As a child what did you want to be when you grew up?
A veterinarian. Then an architect, interior designer, visual artist, rock star, church leader, husband. I'm having the most success with the last one. This year is our 10th anniversary!
How did you get involved in the arts?
My childhood seemed to always involve making things and those are the times I remember most. I had lots of creative opportunities very early on, whether with Lego, drawing, writing, playing with instruments, drama, costume design, church music, building bivouacs or using my very own bright-yellow 110 cartridge camera! I just seemed to gravitate to the inventive, but I do have a very vivid memory of sitting in front of Matisse's The Snail, aged 7, and making a copy. I was also particularly attracted to objects like the musty unfinished bits in my Dad's Airfix collection, which I loved painting, and was fascinated by disassembling and reassembling his foot-high anatomical model from his medical training days. It was something of a cross between Hirst's Hymn and Virgin Mother and I think that may have laid the foundations for an interest in life drawing which I first took up through school, aged 16. That was when I first thought of myself as an artist.
What is your vision for the arts?
Generally, that they be thriving locally especially in schools, and that Christians keep participating in them. More specifically, that we evangelicals become more theologically literate both about what the arts are and our engagement with them. I'm encouraged by what's already happening.
How do you reflect theologically upon the arts?
I try to reflect theologically through the arts as well as upon them. It's often both. This is a creative activity rather than a prescriptive one! I try and make time to engage with the arts consciously as an act of worship to God. Fundamentally one has to be open to the wildness of the Spirit. It involves discernment and wisdom as one listens to the work, prays, calls upon the insights of others, meditates on the Bible and asks the Spirit to do something with it all in and with me.
What do you invest in the next generation?
I've tried to see the fruits of what I do by looking further than my contributions to the bigger picture; such as investing in healthcare, education, spiritual formation and aesthetic experience. In terms of direct influence, I hope I encourage lots of good things in the children I have relationships with and that they know what it is to be loved and living in God just a bit more because of knowing me.

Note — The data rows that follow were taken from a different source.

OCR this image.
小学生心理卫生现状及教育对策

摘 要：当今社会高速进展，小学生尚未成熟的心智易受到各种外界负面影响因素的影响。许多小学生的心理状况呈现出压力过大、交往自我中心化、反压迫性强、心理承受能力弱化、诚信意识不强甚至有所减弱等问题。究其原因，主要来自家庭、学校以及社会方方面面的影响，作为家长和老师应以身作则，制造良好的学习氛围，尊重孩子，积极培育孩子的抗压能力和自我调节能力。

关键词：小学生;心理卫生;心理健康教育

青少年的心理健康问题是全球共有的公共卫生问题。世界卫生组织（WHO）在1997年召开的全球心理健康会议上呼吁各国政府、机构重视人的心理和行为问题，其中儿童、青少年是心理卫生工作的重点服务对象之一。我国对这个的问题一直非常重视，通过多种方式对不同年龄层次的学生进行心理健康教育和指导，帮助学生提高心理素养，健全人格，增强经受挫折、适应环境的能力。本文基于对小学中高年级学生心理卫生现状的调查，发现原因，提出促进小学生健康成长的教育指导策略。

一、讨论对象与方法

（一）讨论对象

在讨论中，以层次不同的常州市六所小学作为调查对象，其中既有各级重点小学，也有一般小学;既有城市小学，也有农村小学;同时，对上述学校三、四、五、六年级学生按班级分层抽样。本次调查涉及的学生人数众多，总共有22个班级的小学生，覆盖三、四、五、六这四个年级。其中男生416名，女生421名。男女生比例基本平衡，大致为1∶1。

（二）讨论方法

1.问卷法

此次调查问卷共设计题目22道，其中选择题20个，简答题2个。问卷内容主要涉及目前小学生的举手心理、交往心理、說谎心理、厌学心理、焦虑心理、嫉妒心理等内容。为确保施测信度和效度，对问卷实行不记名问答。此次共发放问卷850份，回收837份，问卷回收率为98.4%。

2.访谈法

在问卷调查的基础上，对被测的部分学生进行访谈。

Who has been the biggest influence in your work?
I see my work as quite diverse, and so also its influences. In some cases the negative example of a few Christian leaders has been as influential as the positive, but concentrating on the positive, my wife and parents are vital. My current employer and research supervisor have played important roles, as well as previous teachers. Artistically I would highlight Marc Chagall if I could choose only one.
What makes you angry?
Hypocrisy and abuse within the Church, and organisations branded 'Christian' without letting Jesus shape their employment practices. I'm deeply saddened that 'Christian' employment is so widely regarded, even amongst Christians, as a byword for shoddiness, malpractice and incompetency.
Martin Luther King Jr had a dream for society. What is yours?
I have lots, but one is that the number of children in the care system would be dramatically reduced.
What is the main hindrance to living the dream?
No doubt the reasons are manifold, but surely the breakdown of families and communities contribute at one end, and the failure of more people to adopt and foster at the other. I often wonder why adoption and fostering is not more normal amongst Christians, given its richness as a biblical theme describing life with God.
What would you do with a million quid?
Subject to the Spirit I'd pay off my debts, help a whole list of people and organisations I wish I could do more for, invest in social enterprises, fund time to practice art again and endow work at the theology-art interface.
How can the arts increase wellbeing in society?
The arts have an instrumental potential to bring all sorts of change to individuals and communities, such as giving pleasure, provoking positive action, changing minds, challenging prejudice and so on. The power they have to stimulate the imagination for good is significant. Yet there is also a potentially intrinsic value in engaging with the arts, both as creator and recipient, because of the virtues and habits that such engagement necessarily requires. There is something fundamentally humanising about the arts, even if individual instances may not appear so. They provide a space for personal and communal formation, and perhaps most importantly God sometimes mediates His presence through them.
Tell us a joke
Q: How many visitors to an art gallery does it take to change a light bulb?
A: Two. One to do it and one to say "Huh! My four year old could've done that!"